Avoid a standalone DbService process

time to read 3 min | 520 words

imageThe trigger for this post is the following question in the RavenDB mailing list. Basically, given a system that is composed of multiple services (running as separate processes), the question is whatever have each service use its own DocumentStore or have a separate service (DbService) process that will encapsulate all access to RavenDB. The idea, as I understand it, is to avoid the DocumentStore creation because it is expensive.

The quick answer here is simple: <blink*>Don’t ever do that!</blink>

* Yes, I’m old.

That is all, you don’t need to read the rest of this post.

Oh, you are still here, as long as you are here, let me explain my reasoning for such a reaction.

DocumentStore isn’t actually expensive to create. In fact, for most purposes, it is actually quite cheap. It holds no network resources on its own (connection pooling is handled by a global pool, anyway). All it does is manage the http cache on the client, cache things like serialization information, etc.

The reason we recommend that you won’t create document stores all the time is that we saw people creating a document store for the purpose of using a single session and then disposing it. That is quite wasteful, it forces us to allocate more memory and avoid the use of caching entirely. But creating a few document stores for each service that you have? That is cheap to do.

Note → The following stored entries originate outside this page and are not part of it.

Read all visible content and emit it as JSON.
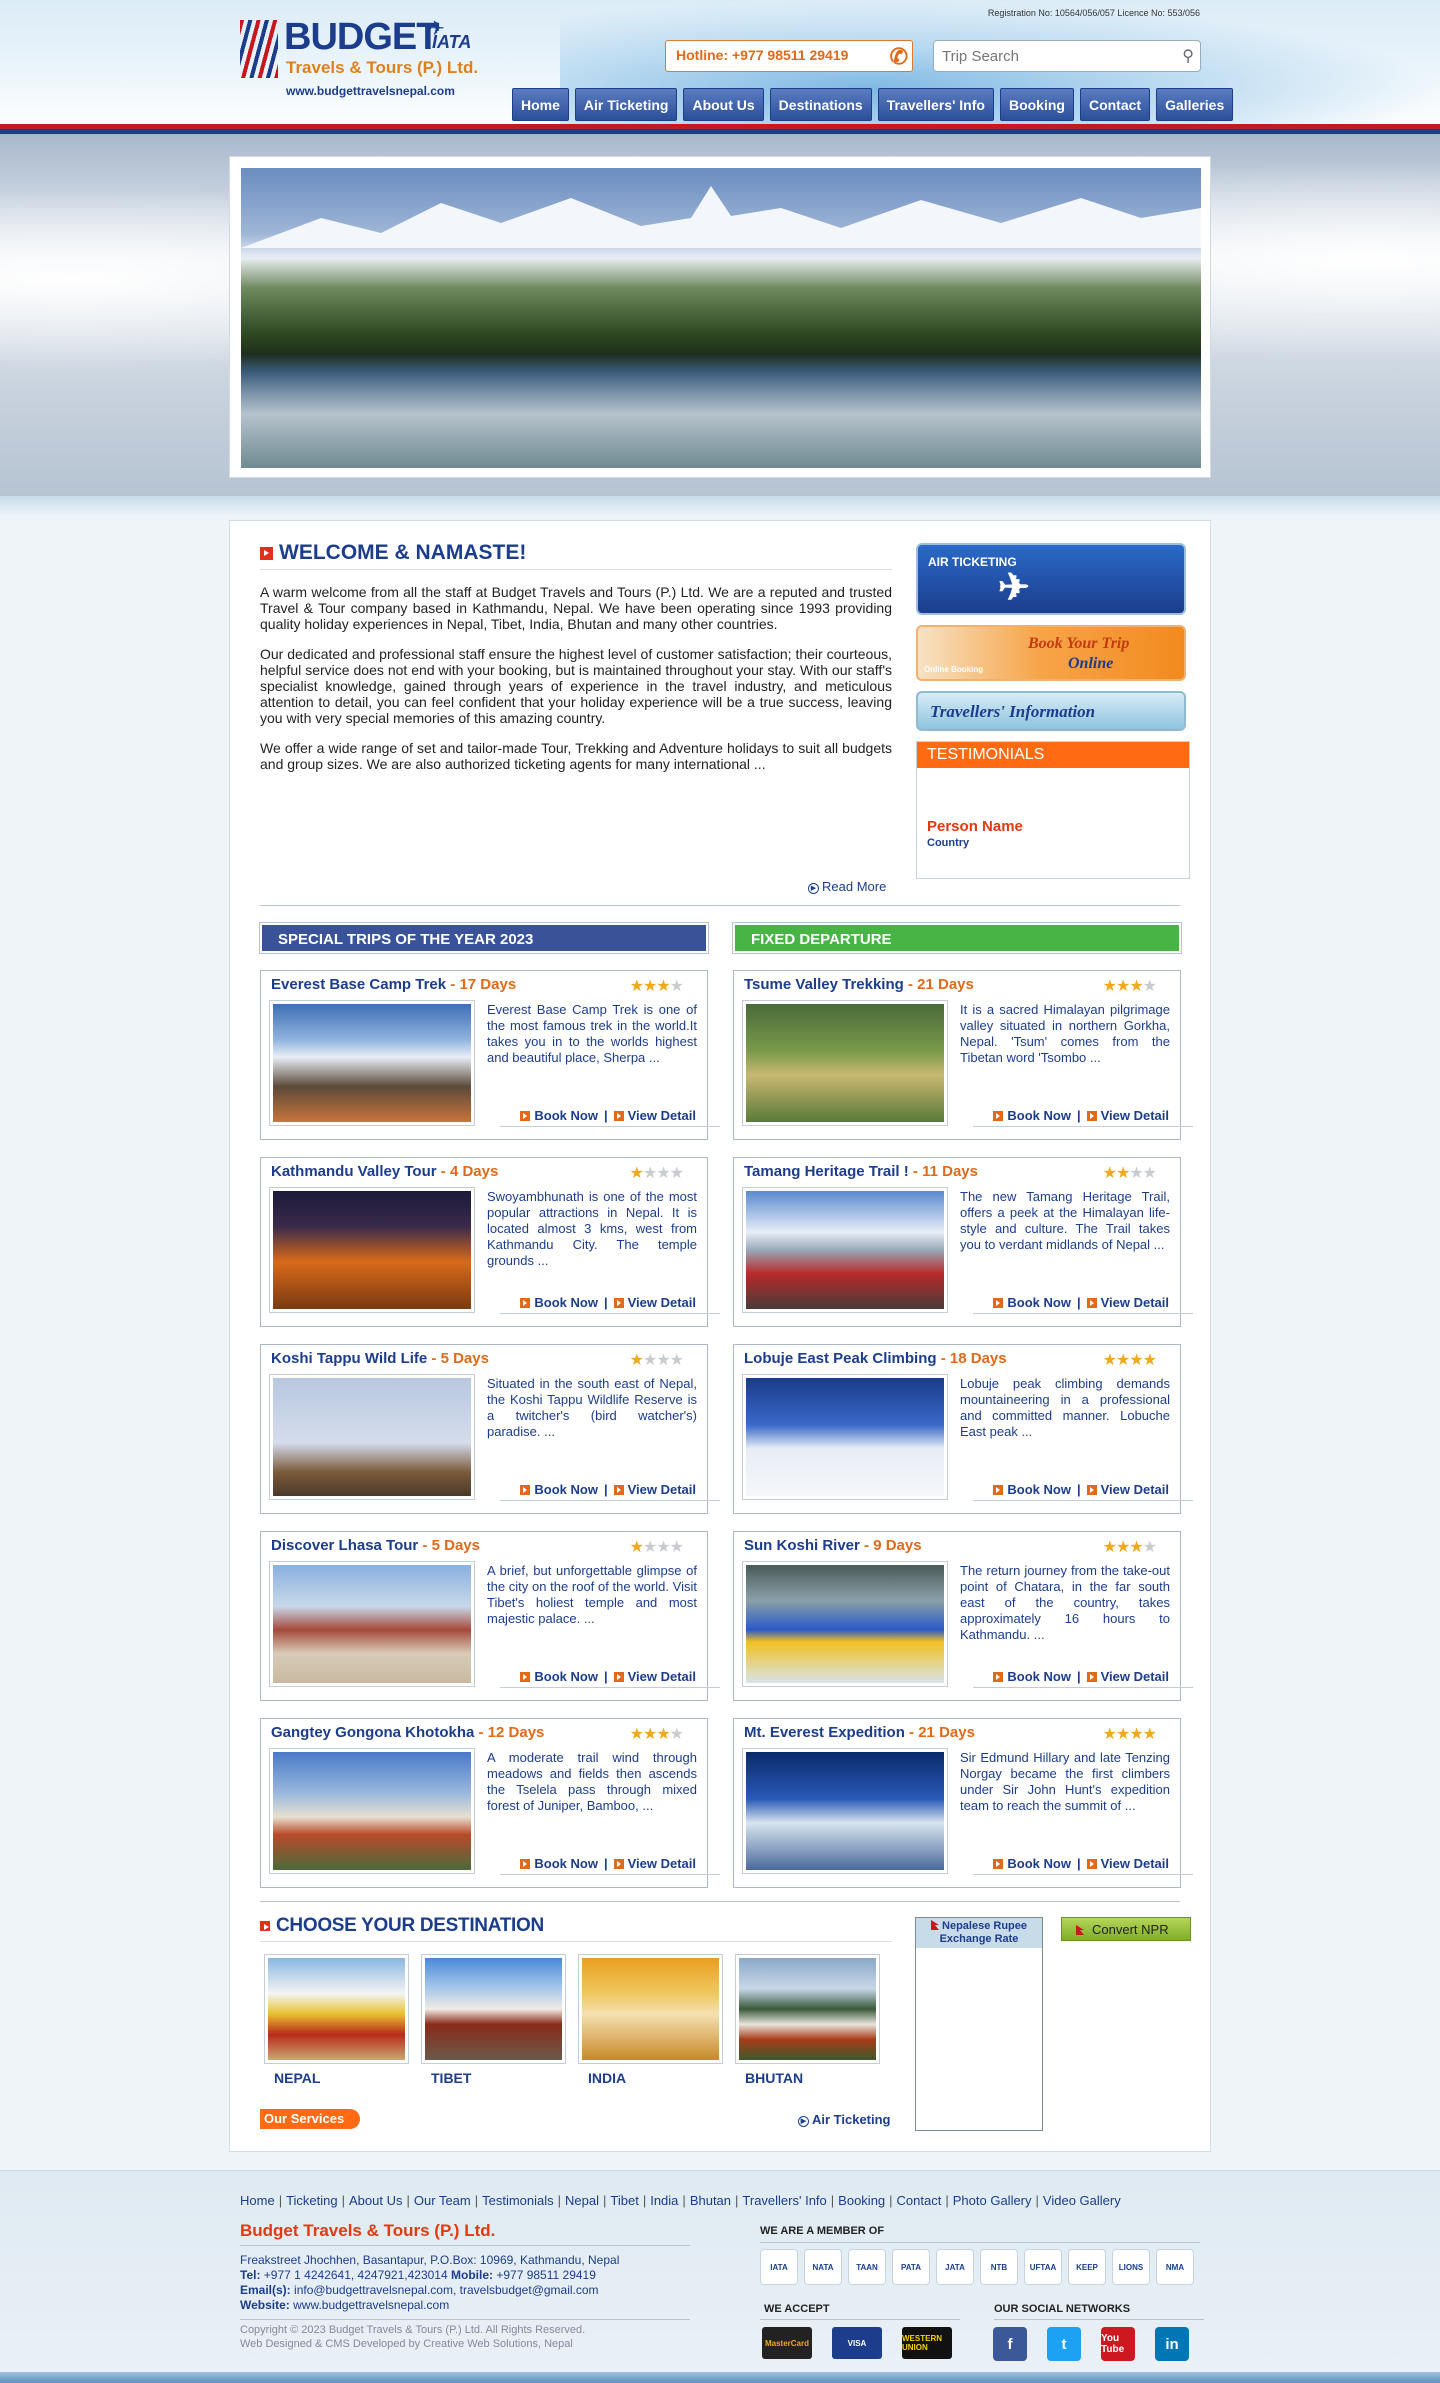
{
  "header": {
    "logo_text": "BUDGET",
    "logo_iata": "IATA",
    "logo_sub": "Travels & Tours (P.) Ltd.",
    "logo_url": "www.budgettravelsnepal.com",
    "registration": "Registration No: 10564/056/057 Licence No: 553/056",
    "hotline": "Hotline: +977 98511 29419",
    "search_placeholder": "Trip Search"
  },
  "nav": [
    "Home",
    "Air Ticketing",
    "About Us",
    "Destinations",
    "Travellers' Info",
    "Booking",
    "Contact",
    "Galleries"
  ],
  "welcome": {
    "title": "WELCOME & NAMASTE!",
    "paragraphs": [
      "A warm welcome from all the staff at Budget Travels and Tours (P.) Ltd. We are a reputed and trusted Travel & Tour company based in Kathmandu, Nepal. We have been operating since 1993 providing quality holiday experiences in Nepal, Tibet, India, Bhutan and many other countries.",
      "Our dedicated and professional staff ensure the highest level of customer satisfaction; their courteous, helpful service does not end with your booking, but is maintained throughout your stay. With our staff's specialist knowledge, gained through years of experience in the travel industry, and meticulous attention to detail, you can feel confident that your holiday experience will be a true success, leaving you with very special memories of this amazing country.",
      "We offer a wide range of set and tailor-made Tour, Trekking and Adventure holidays to suit all budgets and group sizes. We are also authorized ticketing agents for many international ..."
    ],
    "read_more": "Read More"
  },
  "sidebar": {
    "air_ticketing": "AIR TICKETING",
    "book_line1": "Book Your Trip",
    "book_line2": "Online",
    "book_small": "Online Booking",
    "travellers_info": "Travellers' Information",
    "testimonials_title": "TESTIMONIALS",
    "testimonial_name": "Person Name",
    "testimonial_country": "Country"
  },
  "special": {
    "title": "SPECIAL TRIPS OF THE YEAR 2023",
    "trips": [
      {
        "name": "Everest Base Camp Trek",
        "days": "17 Days",
        "stars": 3,
        "desc": "Everest Base Camp Trek is one of the most famous trek in the world.It takes you in to the worlds highest and beautiful place, Sherpa ...",
        "img": "everest"
      },
      {
        "name": "Kathmandu Valley Tour",
        "days": "4 Days",
        "stars": 1,
        "desc": "Swoyambhunath is one of the most popular attractions in Nepal. It is located almost 3 kms, west from Kathmandu City. The temple grounds ...",
        "img": "kathmandu"
      },
      {
        "name": "Koshi Tappu Wild Life",
        "days": "5 Days",
        "stars": 1,
        "desc": "Situated in the south east of Nepal, the Koshi Tappu Wildlife Reserve is a twitcher's (bird watcher's) paradise. ...",
        "img": "bird"
      },
      {
        "name": "Discover Lhasa Tour",
        "days": "5 Days",
        "stars": 1,
        "desc": "A brief, but unforgettable glimpse of the city on the roof of the world. Visit Tibet's holiest temple and most majestic palace. ...",
        "img": "lhasa"
      },
      {
        "name": "Gangtey Gongona Khotokha",
        "days": "12 Days",
        "stars": 3,
        "desc": "A moderate trail wind through meadows and fields then ascends the Tselela pass through mixed forest of Juniper, Bamboo, ...",
        "img": "bhutan"
      }
    ]
  },
  "fixed": {
    "title": "FIXED DEPARTURE",
    "trips": [
      {
        "name": "Tsume Valley Trekking",
        "days": "21 Days",
        "stars": 3,
        "desc": "It is a sacred Himalayan pilgrimage valley situated in northern Gorkha, Nepal. 'Tsum' comes from the Tibetan word 'Tsombo ...",
        "img": "valley"
      },
      {
        "name": "Tamang Heritage Trail !",
        "days": "11 Days",
        "stars": 2,
        "desc": "The new Tamang Heritage Trail, offers a peek at the Himalayan life-style and culture. The Trail takes you to verdant midlands of Nepal ...",
        "img": "tamang"
      },
      {
        "name": "Lobuje East Peak Climbing",
        "days": "18 Days",
        "stars": 4,
        "desc": "Lobuje peak climbing demands mountaineering in a professional and committed manner. Lobuche East peak ...",
        "img": "lobuje"
      },
      {
        "name": "Sun Koshi River",
        "days": "9 Days",
        "stars": 3,
        "desc": "The return journey from the take-out point of Chatara, in the far south east of the country, takes approximately 16 hours to Kathmandu. ...",
        "img": "raft"
      },
      {
        "name": "Mt. Everest Expedition",
        "days": "21 Days",
        "stars": 4,
        "desc": "Sir Edmund Hillary and late Tenzing Norgay became the first climbers under Sir John Hunt's expedition team to reach the summit of ...",
        "img": "summit"
      }
    ]
  },
  "trip_links": {
    "book": "Book Now",
    "detail": "View Detail"
  },
  "destinations": {
    "title": "CHOOSE YOUR DESTINATION",
    "items": [
      {
        "name": "NEPAL",
        "img": "stupa"
      },
      {
        "name": "TIBET",
        "img": "potala"
      },
      {
        "name": "INDIA",
        "img": "taj"
      },
      {
        "name": "BHUTAN",
        "img": "dzong"
      }
    ],
    "services": "Our Services",
    "air_link": "Air Ticketing"
  },
  "exchange": {
    "title_line1": "Nepalese Rupee",
    "title_line2": "Exchange Rate",
    "convert": "Convert NPR"
  },
  "footer": {
    "links": [
      "Home",
      "Ticketing",
      "About Us",
      "Our Team",
      "Testimonials",
      "Nepal",
      "Tibet",
      "India",
      "Bhutan",
      "Travellers' Info",
      "Booking",
      "Contact",
      "Photo Gallery",
      "Video Gallery"
    ],
    "company": "Budget Travels & Tours (P.) Ltd.",
    "address": "Freakstreet Jhochhen, Basantapur, P.O.Box: 10969, Kathmandu, Nepal",
    "tel_label": "Tel:",
    "tel": "+977 1 4242641, 4247921,423014",
    "mobile_label": "Mobile:",
    "mobile": "+977 98511 29419",
    "email_label": "Email(s):",
    "email": "info@budgettravelsnepal.com, travelsbudget@gmail.com",
    "website_label": "Website:",
    "website": "www.budgettravelsnepal.com",
    "copyright": "Copyright © 2023 Budget Travels & Tours (P.) Ltd. All Rights Reserved.",
    "developer": "Web Designed & CMS Developed by Creative Web Solutions, Nepal",
    "member_title": "WE ARE A MEMBER OF",
    "members": [
      "IATA",
      "NATA",
      "TAAN",
      "PATA",
      "JATA",
      "NTB",
      "UFTAA",
      "KEEP",
      "LIONS",
      "NMA"
    ],
    "accept_title": "WE ACCEPT",
    "cards": [
      "MasterCard",
      "VISA",
      "WESTERN UNION"
    ],
    "social_title": "OUR SOCIAL NETWORKS",
    "social": [
      "f",
      "t",
      "You Tube",
      "in"
    ]
  },
  "colors": {
    "brand_blue": "#1c3d8c",
    "accent_orange": "#e0691a",
    "brand_red": "#c7181f",
    "fixed_green": "#48b445"
  }
}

What really triggered this post is the idea of having a separate process just to host the DocumentStore, the DbService process. This is a bad idea. Let me count the ways.

Your service process needs some data, so it will go to the DbService (over HTTP, probably) and ask for it. Your DbService will then call to RavenDB to get the data using the normal session and return the data to the original service. That service will process the data, maybe mutate it and save it back. It will have to do that by sending the data back to the DbService process, which will create a new session and save it to RavenDB.

This is adding another round trip to every database query, it means that you can’t natively express queries inside your service (since you need to send it to the DbService). It creates strong ties between all the services you have the the DbService, as well as a single point of failure. Even if you have multiple copies of DbService, you now need to write the code to do automatic failover between them. Updating a field in a class for one service means that you have to deploy the DbService to recognize the new field, for example.

In terms of client code, aside from having to write awkward queries, you also need to deal with serialization costs, and you have to write your own logic for change tracking, unit of work, etc.

In other words, this has all the disadvantages of a repository pattern with the added benefit of making many remote calls and seriously complicating deployment.